For the Guardian, Mo Costandi describes two proposed treatments that use gold nanoparticles to switch nerve cells on. A group of researchers at the University of Chicago, led by Francisco Benzanilla, created gold nanorods that will attach to specific molecules embedded in nerve cell membranes. A gentle pulse of infrared light warms the nanorods which in turn causes the neurons to fire. They’ve tested the system using dorsal root ganglion [DRG] neurons, which cluster in the spinal cord and are important for relaying information about pain and touch. Costandi writes:

The researchers added these particles to DRG neurons growing in Petri dishes, so that they would bind to the cells displaying the relevant proteins on their surface. They then exposed the cells to millisecond pulses of visible light, which heated up the particles, causing the cells to fire nervous impulses in response. This was possible not only in isolated neurons but also in slices of tissue from the rat hippocampus. In both situations, the particles stayed firmly in place when added in low concentrations, allowing for repeated stimulation of the cells for over half an hour.

A second group at MIT is using nano-sized iron oxide spheres that heat up when a magnetic field passes over them.
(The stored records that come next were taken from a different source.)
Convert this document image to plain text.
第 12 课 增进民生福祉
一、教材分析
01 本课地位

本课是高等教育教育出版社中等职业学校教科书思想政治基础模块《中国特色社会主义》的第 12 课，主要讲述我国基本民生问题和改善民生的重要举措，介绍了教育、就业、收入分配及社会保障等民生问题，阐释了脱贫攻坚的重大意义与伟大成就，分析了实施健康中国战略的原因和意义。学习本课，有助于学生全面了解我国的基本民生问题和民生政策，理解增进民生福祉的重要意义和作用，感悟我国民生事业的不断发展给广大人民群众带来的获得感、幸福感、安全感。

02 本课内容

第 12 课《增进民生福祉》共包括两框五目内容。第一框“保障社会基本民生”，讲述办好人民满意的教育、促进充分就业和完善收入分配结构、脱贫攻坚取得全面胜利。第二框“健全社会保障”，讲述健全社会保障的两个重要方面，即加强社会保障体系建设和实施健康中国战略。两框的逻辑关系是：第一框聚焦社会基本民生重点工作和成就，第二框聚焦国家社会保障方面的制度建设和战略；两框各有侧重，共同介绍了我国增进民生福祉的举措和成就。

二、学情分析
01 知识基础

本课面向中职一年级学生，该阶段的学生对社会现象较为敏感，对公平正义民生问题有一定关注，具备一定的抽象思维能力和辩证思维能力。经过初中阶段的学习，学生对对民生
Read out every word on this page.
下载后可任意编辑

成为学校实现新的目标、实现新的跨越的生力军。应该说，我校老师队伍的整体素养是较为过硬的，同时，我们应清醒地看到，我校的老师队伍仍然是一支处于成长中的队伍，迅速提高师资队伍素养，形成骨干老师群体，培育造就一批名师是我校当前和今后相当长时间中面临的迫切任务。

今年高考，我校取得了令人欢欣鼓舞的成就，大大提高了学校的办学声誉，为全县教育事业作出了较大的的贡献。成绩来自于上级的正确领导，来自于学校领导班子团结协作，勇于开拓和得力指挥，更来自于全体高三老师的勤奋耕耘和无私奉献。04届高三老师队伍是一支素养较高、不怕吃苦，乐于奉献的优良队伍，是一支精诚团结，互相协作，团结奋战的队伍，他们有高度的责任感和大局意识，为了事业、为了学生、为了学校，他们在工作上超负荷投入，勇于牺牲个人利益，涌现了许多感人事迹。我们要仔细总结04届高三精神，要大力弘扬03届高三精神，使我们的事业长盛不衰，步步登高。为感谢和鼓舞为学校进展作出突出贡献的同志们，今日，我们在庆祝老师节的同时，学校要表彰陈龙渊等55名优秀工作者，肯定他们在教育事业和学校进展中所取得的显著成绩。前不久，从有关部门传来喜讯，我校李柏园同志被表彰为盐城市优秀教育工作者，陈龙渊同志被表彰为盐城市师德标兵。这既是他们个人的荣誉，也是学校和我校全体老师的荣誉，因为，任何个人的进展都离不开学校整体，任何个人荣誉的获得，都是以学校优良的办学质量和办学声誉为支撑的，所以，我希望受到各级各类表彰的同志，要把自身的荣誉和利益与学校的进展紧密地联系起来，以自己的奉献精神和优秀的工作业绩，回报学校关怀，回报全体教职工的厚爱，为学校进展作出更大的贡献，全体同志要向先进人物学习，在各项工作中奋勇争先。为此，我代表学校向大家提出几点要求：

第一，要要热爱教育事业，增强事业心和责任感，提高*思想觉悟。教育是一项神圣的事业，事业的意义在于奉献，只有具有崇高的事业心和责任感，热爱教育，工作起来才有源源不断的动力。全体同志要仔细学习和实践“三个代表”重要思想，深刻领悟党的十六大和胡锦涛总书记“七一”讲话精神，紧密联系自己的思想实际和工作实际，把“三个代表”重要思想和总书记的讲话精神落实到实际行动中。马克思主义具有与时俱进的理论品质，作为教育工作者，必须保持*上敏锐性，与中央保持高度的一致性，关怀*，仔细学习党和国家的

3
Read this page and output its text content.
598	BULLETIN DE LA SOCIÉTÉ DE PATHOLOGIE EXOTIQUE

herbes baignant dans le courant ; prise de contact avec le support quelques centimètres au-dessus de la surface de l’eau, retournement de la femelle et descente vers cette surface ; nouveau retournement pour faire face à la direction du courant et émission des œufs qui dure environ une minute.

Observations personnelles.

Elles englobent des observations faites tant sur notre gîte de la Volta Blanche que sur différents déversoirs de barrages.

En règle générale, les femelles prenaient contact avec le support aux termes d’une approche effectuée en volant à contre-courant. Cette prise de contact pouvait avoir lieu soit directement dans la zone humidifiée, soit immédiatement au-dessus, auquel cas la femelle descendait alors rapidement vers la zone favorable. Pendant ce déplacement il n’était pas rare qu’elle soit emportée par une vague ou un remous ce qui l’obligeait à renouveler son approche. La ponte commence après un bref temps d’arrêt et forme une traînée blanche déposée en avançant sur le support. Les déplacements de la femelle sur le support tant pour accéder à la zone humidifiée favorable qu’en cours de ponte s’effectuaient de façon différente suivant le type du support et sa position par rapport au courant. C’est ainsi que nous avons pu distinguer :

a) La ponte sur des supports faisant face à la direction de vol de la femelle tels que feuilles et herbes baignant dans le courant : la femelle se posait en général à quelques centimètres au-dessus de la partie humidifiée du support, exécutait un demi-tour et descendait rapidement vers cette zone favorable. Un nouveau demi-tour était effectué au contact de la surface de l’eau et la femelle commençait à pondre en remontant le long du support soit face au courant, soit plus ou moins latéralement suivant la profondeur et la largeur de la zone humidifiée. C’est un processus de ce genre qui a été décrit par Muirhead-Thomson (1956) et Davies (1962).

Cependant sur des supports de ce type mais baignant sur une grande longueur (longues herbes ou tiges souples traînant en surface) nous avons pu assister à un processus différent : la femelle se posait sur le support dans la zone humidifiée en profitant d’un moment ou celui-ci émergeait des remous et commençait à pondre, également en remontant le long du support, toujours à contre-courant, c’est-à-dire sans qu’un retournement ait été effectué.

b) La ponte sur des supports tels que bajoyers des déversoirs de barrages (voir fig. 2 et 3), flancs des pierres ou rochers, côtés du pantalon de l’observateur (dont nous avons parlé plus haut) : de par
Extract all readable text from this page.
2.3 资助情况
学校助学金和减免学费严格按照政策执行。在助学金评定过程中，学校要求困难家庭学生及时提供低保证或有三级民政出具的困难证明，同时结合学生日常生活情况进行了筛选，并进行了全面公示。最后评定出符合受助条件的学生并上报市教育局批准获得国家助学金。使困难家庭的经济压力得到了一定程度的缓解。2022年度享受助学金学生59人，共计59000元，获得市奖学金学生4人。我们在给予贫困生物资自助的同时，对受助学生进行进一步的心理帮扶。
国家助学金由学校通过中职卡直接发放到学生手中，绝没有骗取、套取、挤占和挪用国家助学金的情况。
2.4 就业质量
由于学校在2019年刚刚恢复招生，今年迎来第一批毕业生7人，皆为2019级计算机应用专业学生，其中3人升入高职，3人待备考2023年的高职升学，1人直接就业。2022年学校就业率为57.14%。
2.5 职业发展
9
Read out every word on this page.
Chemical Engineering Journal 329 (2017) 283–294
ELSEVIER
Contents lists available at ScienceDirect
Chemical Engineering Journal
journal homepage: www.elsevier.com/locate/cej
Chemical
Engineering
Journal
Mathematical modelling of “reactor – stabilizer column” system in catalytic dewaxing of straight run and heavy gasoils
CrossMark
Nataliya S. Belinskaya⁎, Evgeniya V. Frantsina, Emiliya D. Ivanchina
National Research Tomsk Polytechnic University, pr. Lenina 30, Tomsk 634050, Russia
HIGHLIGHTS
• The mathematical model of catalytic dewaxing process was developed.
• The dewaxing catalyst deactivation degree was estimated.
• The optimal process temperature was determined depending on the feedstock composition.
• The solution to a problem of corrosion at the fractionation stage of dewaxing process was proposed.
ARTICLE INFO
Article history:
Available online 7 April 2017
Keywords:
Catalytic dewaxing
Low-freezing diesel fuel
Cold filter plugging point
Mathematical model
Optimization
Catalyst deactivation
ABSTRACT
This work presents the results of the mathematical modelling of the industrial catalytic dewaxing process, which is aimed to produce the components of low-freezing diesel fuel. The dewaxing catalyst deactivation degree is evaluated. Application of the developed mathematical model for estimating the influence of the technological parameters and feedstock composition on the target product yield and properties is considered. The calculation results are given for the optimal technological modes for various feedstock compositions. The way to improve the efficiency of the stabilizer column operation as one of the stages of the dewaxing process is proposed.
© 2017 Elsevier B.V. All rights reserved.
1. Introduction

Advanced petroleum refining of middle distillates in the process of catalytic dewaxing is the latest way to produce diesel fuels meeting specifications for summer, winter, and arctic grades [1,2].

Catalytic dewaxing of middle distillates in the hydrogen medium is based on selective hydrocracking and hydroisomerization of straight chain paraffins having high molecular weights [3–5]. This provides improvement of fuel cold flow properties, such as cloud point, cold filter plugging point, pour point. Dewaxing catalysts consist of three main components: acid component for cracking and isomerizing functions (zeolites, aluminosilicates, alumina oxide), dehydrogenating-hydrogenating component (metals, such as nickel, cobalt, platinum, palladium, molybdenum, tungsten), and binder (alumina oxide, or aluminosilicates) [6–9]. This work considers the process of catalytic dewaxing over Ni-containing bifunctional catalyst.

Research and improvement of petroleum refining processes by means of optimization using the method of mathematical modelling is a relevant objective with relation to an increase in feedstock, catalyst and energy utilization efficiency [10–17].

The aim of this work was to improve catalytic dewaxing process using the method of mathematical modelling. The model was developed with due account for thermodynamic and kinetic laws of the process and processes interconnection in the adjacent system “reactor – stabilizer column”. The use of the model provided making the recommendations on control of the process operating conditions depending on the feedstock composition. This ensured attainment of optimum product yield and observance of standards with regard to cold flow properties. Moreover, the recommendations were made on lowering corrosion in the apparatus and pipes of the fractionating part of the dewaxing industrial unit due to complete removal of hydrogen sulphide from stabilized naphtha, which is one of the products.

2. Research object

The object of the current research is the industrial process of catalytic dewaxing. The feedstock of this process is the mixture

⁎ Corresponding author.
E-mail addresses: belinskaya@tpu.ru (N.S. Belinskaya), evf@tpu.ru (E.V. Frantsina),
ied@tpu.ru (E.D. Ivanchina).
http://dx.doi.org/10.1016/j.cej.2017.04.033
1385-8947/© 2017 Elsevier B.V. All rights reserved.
They injected those particles into mice whose neurons had been primed to be sensitive to heat. Normally brain cells don’t need to sense heat, but a virus can carry the gene needed for the heat sensor up into the brain. The neurons incorporate that gene into their own genome and build the sensor. Then when the iron nanoparticles arrive and are warmed by a magnetic field, the neurons sense that and fire. 

The treatments are still far from remote-controlling anyone’s brain, but they do demonstrate some of the innovative ways scientists are thinking about nanotechnology and medicine. Benzilla’s group is hoping to develop a modified nanoparticle system to treat macular degeneration, Costandi writes. We’re not that far from a day where you might swallow a pill that would release a team of nanobots into your blood to sniff out disease and report back to your doctor.